APLIKACJA MOBILNANEW
ODBIERZ TWÓJ BONUS :: »

W 2040 r. Arktyka wolna od lodów w wyniku ocieplenia klimatu

2006-12-12 - 2006-12-12
Ocieplenie klimatu na kuli ziemskiej może do roku 2040 doprowadzić do całkowitego stopienia się lodów Arktyki - zapowiadają naukowcy kanadyjscy i amerykańscy w opublikowanym we wtorek opracowaniu.


fot.AFP


Wyniki ich badań, ukazujące się na łamach 'Geophysical Research Letters', wskazują na znaczne i zarazem coraz szybsze zmniejszanie się rozmiarów pokrywy lodowej wokół bieguna północnego.

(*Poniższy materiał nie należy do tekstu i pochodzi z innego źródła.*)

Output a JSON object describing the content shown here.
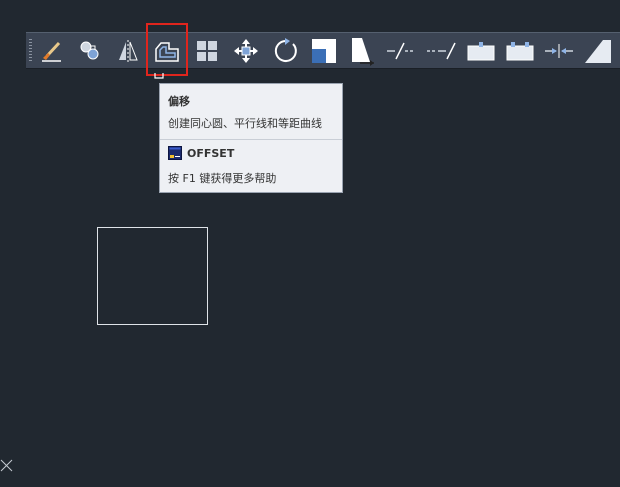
{
  "toolbar": {
    "buttons": [
      {
        "name": "erase",
        "icon": "erase-icon"
      },
      {
        "name": "copy",
        "icon": "copy-icon"
      },
      {
        "name": "mirror",
        "icon": "mirror-icon"
      },
      {
        "name": "offset",
        "icon": "offset-icon"
      },
      {
        "name": "array",
        "icon": "array-icon"
      },
      {
        "name": "move",
        "icon": "move-icon"
      },
      {
        "name": "rotate",
        "icon": "rotate-icon"
      },
      {
        "name": "scale",
        "icon": "scale-icon"
      },
      {
        "name": "stretch",
        "icon": "stretch-icon"
      },
      {
        "name": "trim",
        "icon": "trim-icon"
      },
      {
        "name": "extend",
        "icon": "extend-icon"
      },
      {
        "name": "break-at-point",
        "icon": "break-at-point-icon"
      },
      {
        "name": "break",
        "icon": "break-icon"
      },
      {
        "name": "join",
        "icon": "join-icon"
      },
      {
        "name": "chamfer",
        "icon": "chamfer-icon"
      }
    ],
    "active": "offset"
  },
  "tooltip": {
    "title": "偏移",
    "description": "创建同心圆、平行线和等距曲线",
    "command": "OFFSET",
    "help": "按 F1 键获得更多帮助"
  },
  "colors": {
    "background": "#212830",
    "toolbar": "#3b4453",
    "highlight": "#e0251d",
    "tooltip_bg": "#eef0f4"
  }
}
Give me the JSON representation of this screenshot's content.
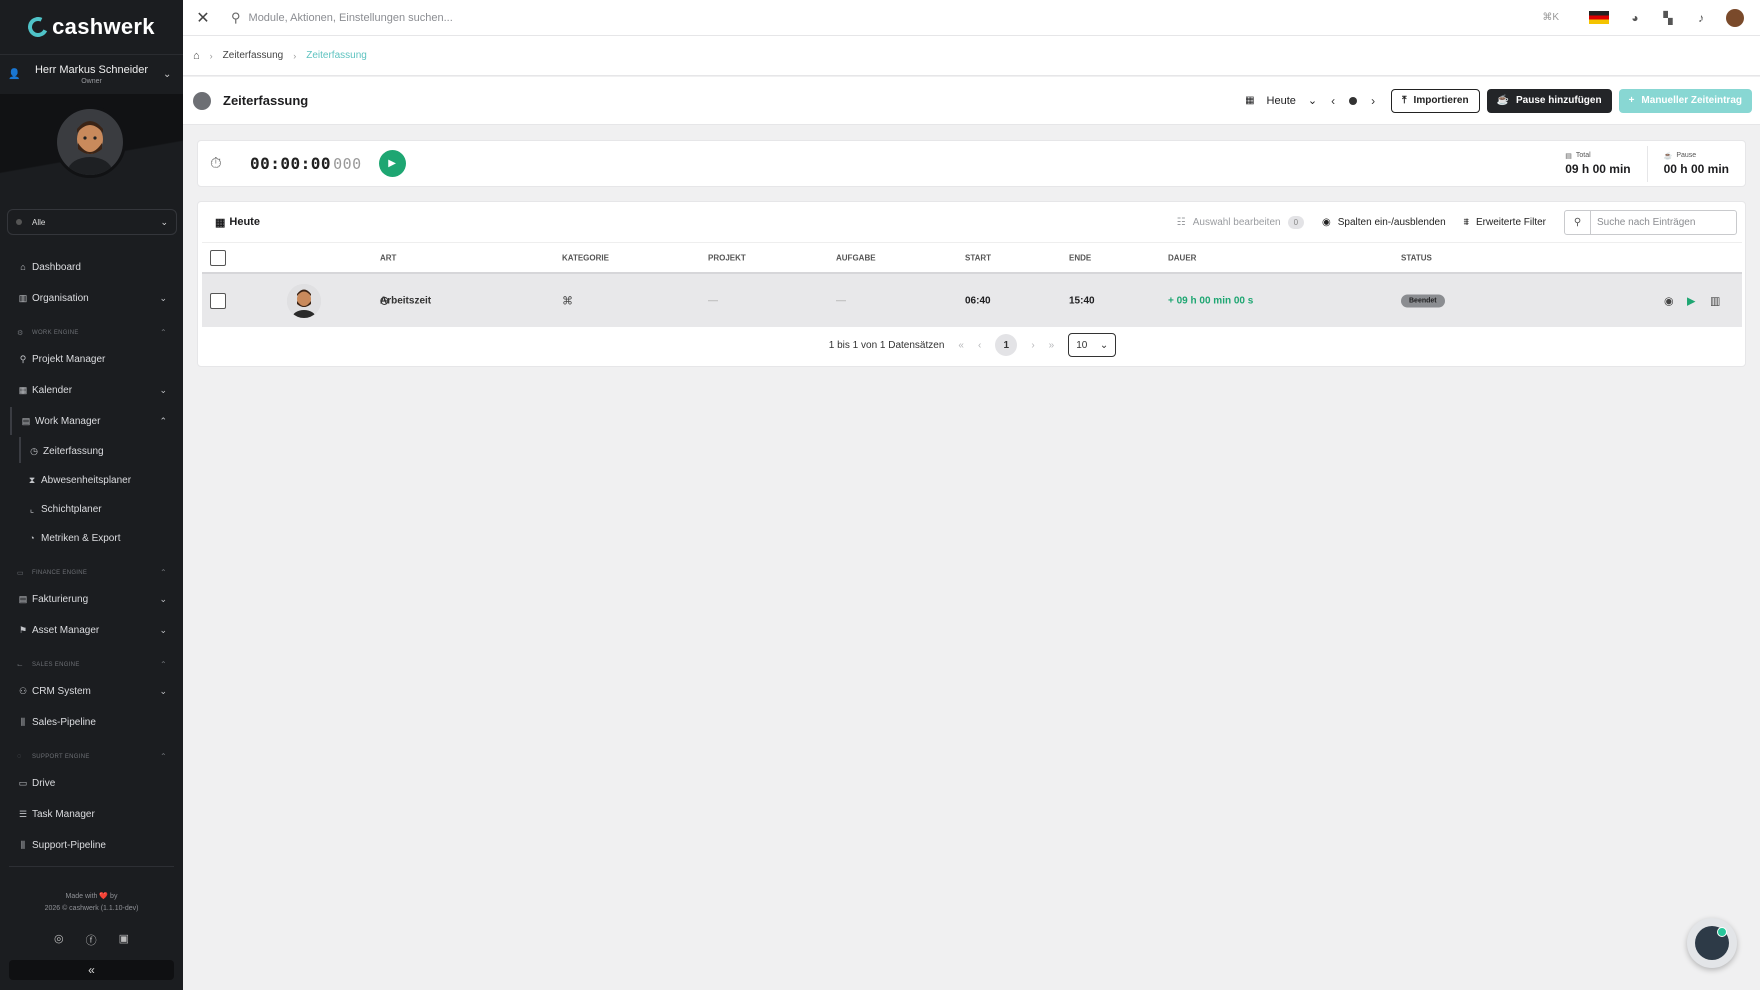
{
  "brand": {
    "logo": "cashwerk"
  },
  "user": {
    "name": "Herr Markus Schneider",
    "role": "Owner"
  },
  "workspace_filter": "Alle",
  "sidebar": {
    "dashboard": "Dashboard",
    "organisation": "Organisation",
    "section_work": "WORK ENGINE",
    "projekt_manager": "Projekt Manager",
    "kalender": "Kalender",
    "work_manager": "Work Manager",
    "zeiterfassung": "Zeiterfassung",
    "abwesenheitsplaner": "Abwesenheitsplaner",
    "schichtplaner": "Schichtplaner",
    "metriken": "Metriken & Export",
    "section_finance": "FINANCE ENGINE",
    "fakturierung": "Fakturierung",
    "asset_manager": "Asset Manager",
    "section_sales": "SALES ENGINE",
    "crm": "CRM System",
    "sales_pipeline": "Sales-Pipeline",
    "section_support": "SUPPORT ENGINE",
    "drive": "Drive",
    "task_manager": "Task Manager",
    "support_pipeline": "Support-Pipeline"
  },
  "footer": {
    "made_with": "Made with ❤️ by",
    "copyright": "2026 © cashwerk (1.1.10-dev)"
  },
  "topbar": {
    "search_placeholder": "Module, Aktionen, Einstellungen suchen...",
    "shortcut": "⌘K"
  },
  "breadcrumb": {
    "first": "Zeiterfassung",
    "current": "Zeiterfassung"
  },
  "page": {
    "title": "Zeiterfassung",
    "date_label": "Heute",
    "import_label": "Importieren",
    "pause_label": "Pause hinzufügen",
    "manual_label": "Manueller Zeiteintrag"
  },
  "timer": {
    "time": "00:00:00",
    "ms": "000",
    "total_label": "Total",
    "total_value": "09 h 00 min",
    "pause_label": "Pause",
    "pause_value": "00 h 00 min"
  },
  "table": {
    "title": "Heute",
    "edit_selection": "Auswahl bearbeiten",
    "selection_count": "0",
    "toggle_columns": "Spalten ein-/ausblenden",
    "advanced_filter": "Erweiterte Filter",
    "search_placeholder": "Suche nach Einträgen",
    "headers": {
      "art": "ART",
      "kategorie": "KATEGORIE",
      "projekt": "PROJEKT",
      "aufgabe": "AUFGABE",
      "start": "START",
      "ende": "ENDE",
      "dauer": "DAUER",
      "status": "STATUS"
    },
    "rows": [
      {
        "art": "Arbeitszeit",
        "projekt": "—",
        "aufgabe": "—",
        "start": "06:40",
        "ende": "15:40",
        "dauer": "+ 09 h 00 min 00 s",
        "status": "Beendet"
      }
    ],
    "pagination": {
      "summary": "1 bis 1 von 1 Datensätzen",
      "page": "1",
      "page_size": "10"
    }
  },
  "colors": {
    "accent_teal": "#5ec3c0",
    "success_green": "#1ea672",
    "sidebar_bg": "#1b1d20"
  }
}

Mierzona we wrześniu, kiedy zajmuje najmniejszą powierzchnię, pokrywa ta będzie się w najbliższych dwóch dziesięcioleciach zmniejszać prawdopodobnie tak gwałtownie, że pod koniec tego okresu tempo redukcji lodu będzie czterokrotnie szybsze niż w jakimkolwiek dotychczasowym okresie objętym badaniami.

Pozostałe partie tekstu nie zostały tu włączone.